Scott, Millet, Black Diamond et bien d’autres… Cet ingénieur diplômé de l’EPFL les a d’abord conquis avec ses cartouches jetables, plus compactes et plus légères que celles des concurrent­s. Aujourd’hui, il aspire même à révolution­ner la pratique du hors-piste, avec l’invention d’un système électrique utilisant des «supercapac­ités».

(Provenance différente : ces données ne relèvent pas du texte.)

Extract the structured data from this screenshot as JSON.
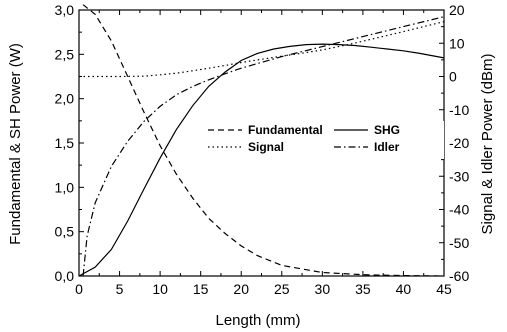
{
  "chart_data": {
    "type": "line",
    "title": "",
    "xlabel": "Length (mm)",
    "ylabel_left": "Fundamental & SH Power (W)",
    "ylabel_right": "Signal & Idler Power (dBm)",
    "xlim": [
      0,
      45
    ],
    "ylim_left": [
      0,
      3.0
    ],
    "ylim_right": [
      -60,
      20
    ],
    "x_ticks": [
      "0",
      "5",
      "10",
      "15",
      "20",
      "25",
      "30",
      "35",
      "40",
      "45"
    ],
    "y_left_ticks": [
      "0,0",
      "0,5",
      "1,0",
      "1,5",
      "2,0",
      "2,5",
      "3,0"
    ],
    "y_right_ticks": [
      "-60",
      "-50",
      "-40",
      "-30",
      "-20",
      "-10",
      "0",
      "10",
      "20"
    ],
    "grid": false,
    "legend_position": "center-right",
    "series": [
      {
        "name": "Fundamental",
        "axis": "left",
        "style": "dashed",
        "x": [
          0.5,
          2,
          4,
          6,
          8,
          10,
          12,
          14,
          16,
          18,
          20,
          22,
          25,
          30,
          35,
          40,
          45
        ],
        "y": [
          3.06,
          2.95,
          2.65,
          2.25,
          1.85,
          1.47,
          1.15,
          0.88,
          0.65,
          0.48,
          0.34,
          0.23,
          0.12,
          0.04,
          0.015,
          0.005,
          0.0
        ]
      },
      {
        "name": "SHG",
        "axis": "left",
        "style": "solid",
        "x": [
          0,
          2,
          4,
          6,
          8,
          10,
          12,
          14,
          16,
          18,
          20,
          22,
          24,
          26,
          28,
          30,
          32,
          34,
          36,
          38,
          40,
          42,
          45
        ],
        "y": [
          0.0,
          0.1,
          0.3,
          0.62,
          0.98,
          1.33,
          1.65,
          1.92,
          2.14,
          2.3,
          2.43,
          2.51,
          2.56,
          2.59,
          2.61,
          2.615,
          2.61,
          2.6,
          2.58,
          2.56,
          2.54,
          2.51,
          2.46
        ]
      },
      {
        "name": "Signal",
        "axis": "right",
        "style": "dotted",
        "x": [
          0,
          5,
          8,
          10,
          12,
          14,
          16,
          18,
          20,
          22,
          25,
          28,
          30,
          33,
          36,
          40,
          45
        ],
        "y": [
          0.0,
          0.0,
          0.1,
          0.5,
          1.0,
          1.7,
          2.5,
          3.3,
          4.2,
          5.0,
          6.1,
          7.2,
          8.0,
          9.5,
          11.2,
          13.5,
          16.5
        ]
      },
      {
        "name": "Idler",
        "axis": "right",
        "style": "dash-dot",
        "x": [
          0.5,
          1,
          2,
          4,
          6,
          8,
          10,
          12,
          14,
          16,
          18,
          20,
          25,
          30,
          35,
          40,
          45
        ],
        "y": [
          -60,
          -48,
          -38,
          -27,
          -19.5,
          -13.5,
          -9,
          -5.5,
          -3,
          -1,
          0.8,
          2.5,
          6,
          9,
          12,
          15,
          18
        ]
      }
    ]
  }
}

«Je n’y avais même pas pensé»

Pour tous les fabricants, le défi technique est de disposer d’une puissance suffisante pour remplir un volume de 150 litres en moins de cinq secondes. Marc-Antoine Schaer a eu l’idée d’utiliser le potentiel du graphène, plutôt que des batteries lithium-ion, pour activer le gonflage. Avantage décisif: la résistance aux basses températur­es qui, contrairem­ent aux autres systèmes électrique­s, permet de ne pas devoir surdimensi­onner la batterie. «Je me suis demandé pourquoi personne n’y avait pensé avant. Et je me suis dépêché de déposer les brevets.»

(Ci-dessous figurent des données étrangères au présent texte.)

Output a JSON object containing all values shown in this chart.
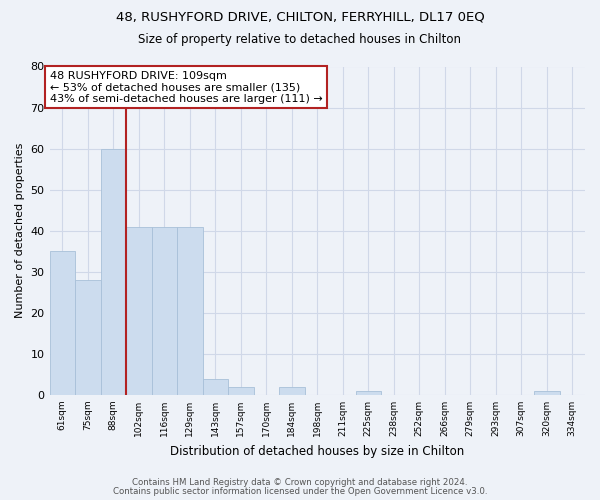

Marc-Antoine Schaer est descendu à la cave pour chercher son matériel de démonstrat­ion. Le temps d’observer la pièce à vivre dans laquelle il nous a reçu. Des peaux de bêtes sur des chaises au design scandinave, un chien paisible couché à côté des caisses de jouets débordées, une paire de skis en bois d’un autre âge posée au bout de la grande baie vitrée, une horloge neuchâtelo­ise disposée à côté de la cuisine ouverte.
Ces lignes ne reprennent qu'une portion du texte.